Jessica was involved with inpatient treatment at Odyssey House facilities for fourteen months and they helped her with healthy ways to deal with her emotions, how to communicate effectively and how to face being sober for the first time. After the fourteen months, she transferred to Sober Living.
Sober Living is a transitional housing program that helps patients who are completing treatment to have an affordable living space. Odyssey House owns two apartment complexes where some people in recovery are able to live. This is one of the attributes that makes Odyssey House unique and effective.
Christopher Weed is a student of SLCC and finishing up a degree in Architecture. Weed had tried many different unsuccessful treatment programs in his home state of California. Weed’s mother then found information about Odyssey House online, and decided it would be best for Weed to get away from familiarity and bad influence and be admitted for long term treatment.
“It’s very structured – they give you this environment to grow in, and you use that structure and internalize it,” says Weed. He says they follow a daily schedule: wake up early in the morning, clean up, make breakfast, and go off to a job within Odyssey House. Then, later at night, they go to group classes and finish up their responsibilities.
“A lot of it is giving you a model of a lifestyle to take on,” Weed says.
Weed’s mother only had enough money to pay for the first three months of treatment out of pocket. When the money had run out, Odyssey House helped Weed’s family by contracting with local businesses to let him work for them to help pay for treatment.
Treatment is expensive and Odyssey House can help a person navigate insurance and find many different funding sources. The Affordable Health Care Act has opened up new possibilities for funding treatment. Someone that is looking for treatment but doesn’t know how to get the money for it can call the Odyssey House, and they will provide a walk through possible sources for funding.
The Odyssey House website mentions job insecurity can be one of the biggest factors in addiction and if patients are not given ways to help them feel confident about working and getting a job, then it is very easy for them to relapse after treatment is finished.
Vocational training is a big part of the Odyssey House treatment program. Patients are taught skills on how to find and keep a job. There is an on-site upholstery shop where training takes place, and patients learn the basics of the trade and perform commissioned work for local businesses.

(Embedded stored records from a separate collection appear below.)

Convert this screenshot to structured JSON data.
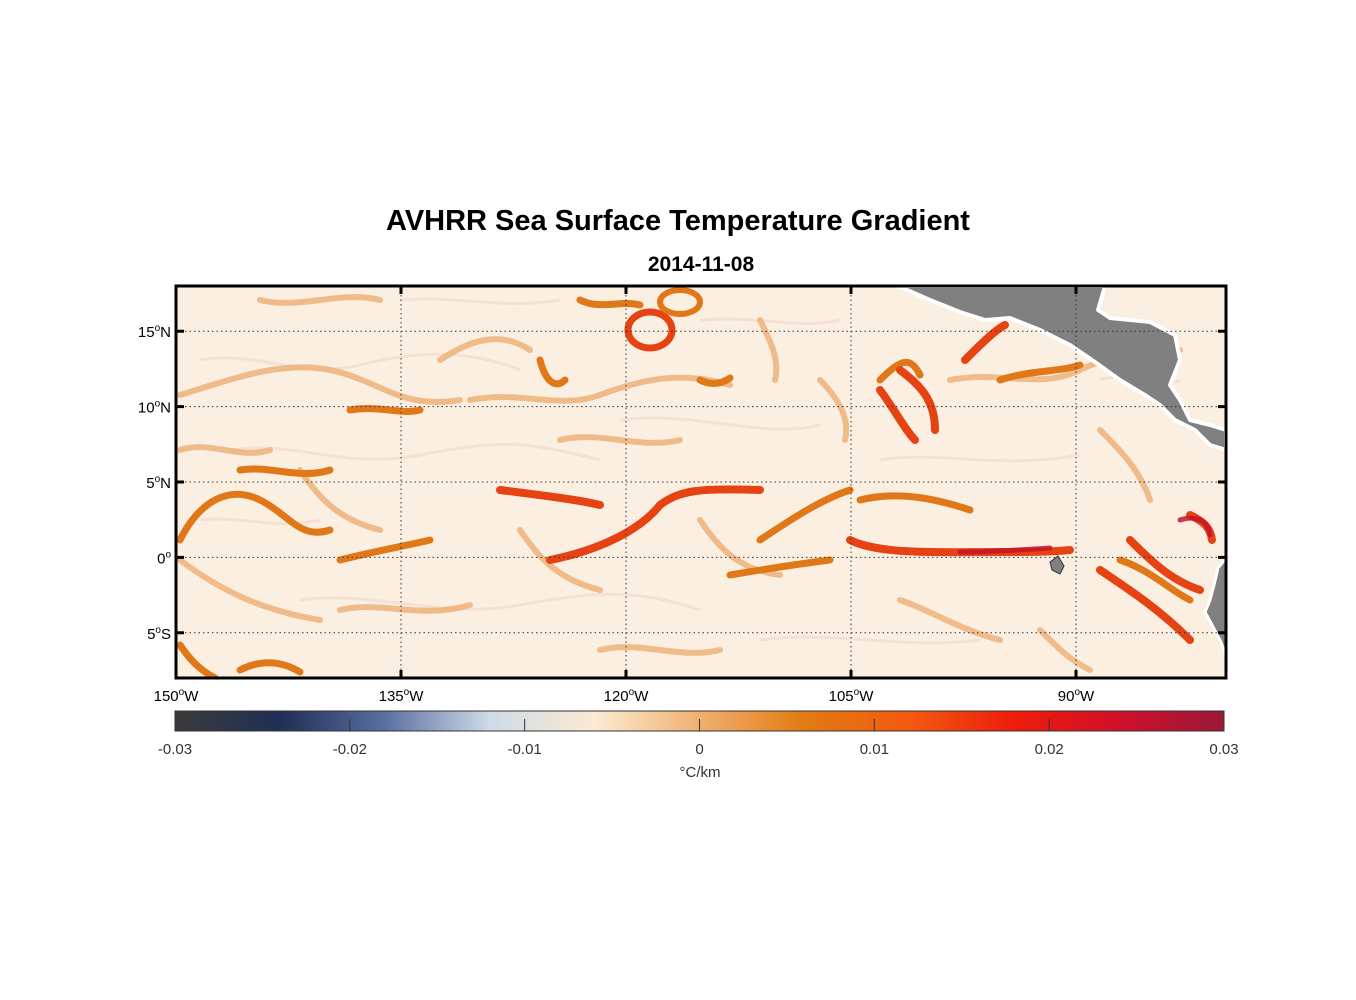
{
  "title": "AVHRR Sea Surface Temperature Gradient",
  "subtitle": "2014-11-08",
  "map": {
    "lon_range": [
      -150,
      -80
    ],
    "lat_range": [
      -8,
      18
    ],
    "lon_ticks": [
      {
        "value": -150,
        "label": "150",
        "deg": "o",
        "dir": "W"
      },
      {
        "value": -135,
        "label": "135",
        "deg": "o",
        "dir": "W"
      },
      {
        "value": -120,
        "label": "120",
        "deg": "o",
        "dir": "W"
      },
      {
        "value": -105,
        "label": "105",
        "deg": "o",
        "dir": "W"
      },
      {
        "value": -90,
        "label": "90",
        "deg": "o",
        "dir": "W"
      }
    ],
    "lat_ticks": [
      {
        "value": 15,
        "label": "15",
        "deg": "o",
        "dir": "N"
      },
      {
        "value": 10,
        "label": "10",
        "deg": "o",
        "dir": "N"
      },
      {
        "value": 5,
        "label": "5",
        "deg": "o",
        "dir": "N"
      },
      {
        "value": 0,
        "label": "0",
        "deg": "o",
        "dir": ""
      },
      {
        "value": -5,
        "label": "5",
        "deg": "o",
        "dir": "S"
      }
    ],
    "grid": "dotted",
    "land_color": "#808080",
    "ocean_background": "#fbefe2"
  },
  "colorbar": {
    "range": [
      -0.03,
      0.03
    ],
    "ticks": [
      "-0.03",
      "-0.02",
      "-0.01",
      "0",
      "0.01",
      "0.02",
      "0.03"
    ],
    "tick_values": [
      -0.03,
      -0.02,
      -0.01,
      0,
      0.01,
      0.02,
      0.03
    ],
    "units": "°C/km",
    "colors": [
      "#3a3a3a",
      "#1f2f55",
      "#5a6fa0",
      "#cfdbe8",
      "#fbebd2",
      "#f0b070",
      "#e37a12",
      "#f25a10",
      "#ee1c0a",
      "#d0102a",
      "#9a1838"
    ]
  }
}
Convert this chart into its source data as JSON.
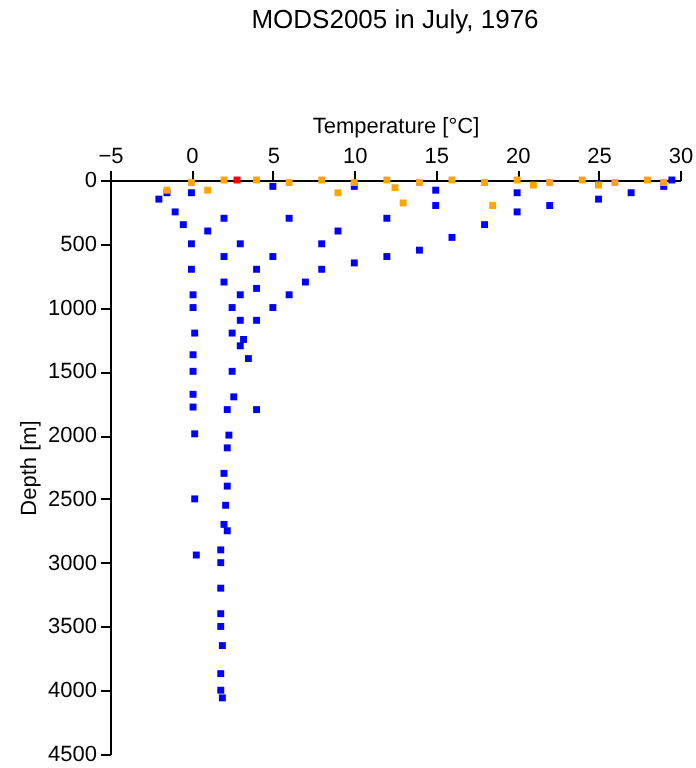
{
  "chart_data": {
    "type": "scatter",
    "title": "MODS2005 in July, 1976",
    "xlabel": "Temperature [°C]",
    "ylabel": "Depth [m]",
    "xlim": [
      -5,
      30
    ],
    "xticks": [
      -5,
      0,
      5,
      10,
      15,
      20,
      25,
      30
    ],
    "ylim": [
      4500,
      0
    ],
    "yticks": [
      0,
      500,
      1000,
      1500,
      2000,
      2500,
      3000,
      3500,
      4000,
      4500
    ],
    "grid": false,
    "legend": false,
    "marker": "square",
    "series": [
      {
        "color": "#0000ff",
        "x": [
          -2,
          -1.5,
          -1,
          -0.5,
          0,
          0,
          0,
          0.1,
          0.1,
          0.2,
          0.1,
          0.1,
          0.1,
          0.1,
          0.2,
          0.2,
          0.3,
          1,
          2,
          2,
          2,
          2.5,
          2.5,
          3,
          2.5,
          2.6,
          2.2,
          2.3,
          2.2,
          2,
          2.2,
          2.1,
          2,
          2.2,
          1.8,
          1.8,
          1.8,
          1.8,
          1.8,
          1.9,
          1.8,
          1.8,
          1.9,
          4,
          3.5,
          4,
          5,
          6,
          7,
          8,
          10,
          12,
          14,
          16,
          18,
          20,
          22,
          25,
          27,
          29,
          29.5,
          5,
          10,
          15,
          20,
          25,
          3,
          5,
          4,
          8,
          12,
          15,
          6,
          9,
          3,
          4,
          3,
          3.2
        ],
        "values": [
          150,
          100,
          250,
          350,
          100,
          500,
          700,
          900,
          1000,
          1200,
          1370,
          1500,
          1680,
          1780,
          1990,
          2500,
          2940,
          400,
          300,
          600,
          800,
          1000,
          1200,
          1300,
          1500,
          1700,
          1800,
          2000,
          2100,
          2300,
          2400,
          2550,
          2700,
          2750,
          2900,
          3000,
          3200,
          3400,
          3500,
          3650,
          3870,
          4000,
          4060,
          1800,
          1400,
          1100,
          1000,
          900,
          800,
          700,
          650,
          600,
          550,
          450,
          350,
          250,
          200,
          150,
          100,
          50,
          0,
          50,
          50,
          80,
          100,
          30,
          500,
          600,
          700,
          500,
          300,
          200,
          300,
          400,
          900,
          850,
          1100,
          1250
        ]
      },
      {
        "color": "#ffa500",
        "x": [
          0,
          2,
          4,
          6,
          8,
          10,
          12,
          14,
          16,
          18,
          20,
          22,
          24,
          26,
          28,
          29,
          -1.5,
          1,
          9,
          13,
          18.5,
          12.5,
          21,
          25
        ],
        "values": [
          20,
          0,
          0,
          20,
          0,
          20,
          0,
          20,
          0,
          20,
          0,
          20,
          0,
          20,
          0,
          20,
          80,
          80,
          100,
          180,
          200,
          60,
          40,
          40
        ]
      },
      {
        "color": "#ff0000",
        "x": [
          2.8
        ],
        "values": [
          0
        ]
      }
    ]
  }
}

The next step is a program called Pivot, and Odyssey House has partnered with 36 businesses in the community who will hire Odyssey House clients who are still in treatment, to work for them. They have the potential to get a job from those companies after they graduate from treatment.
“We’re varying from 82 to 87 percent of them are getting hired after treatment,” says Odyssey House Development Coordinator Jan Carter, “Which is huge, because so many individuals when they come out of treatment, even if they’re sober, have difficulty getting jobs because of big employment gaps and criminal records.”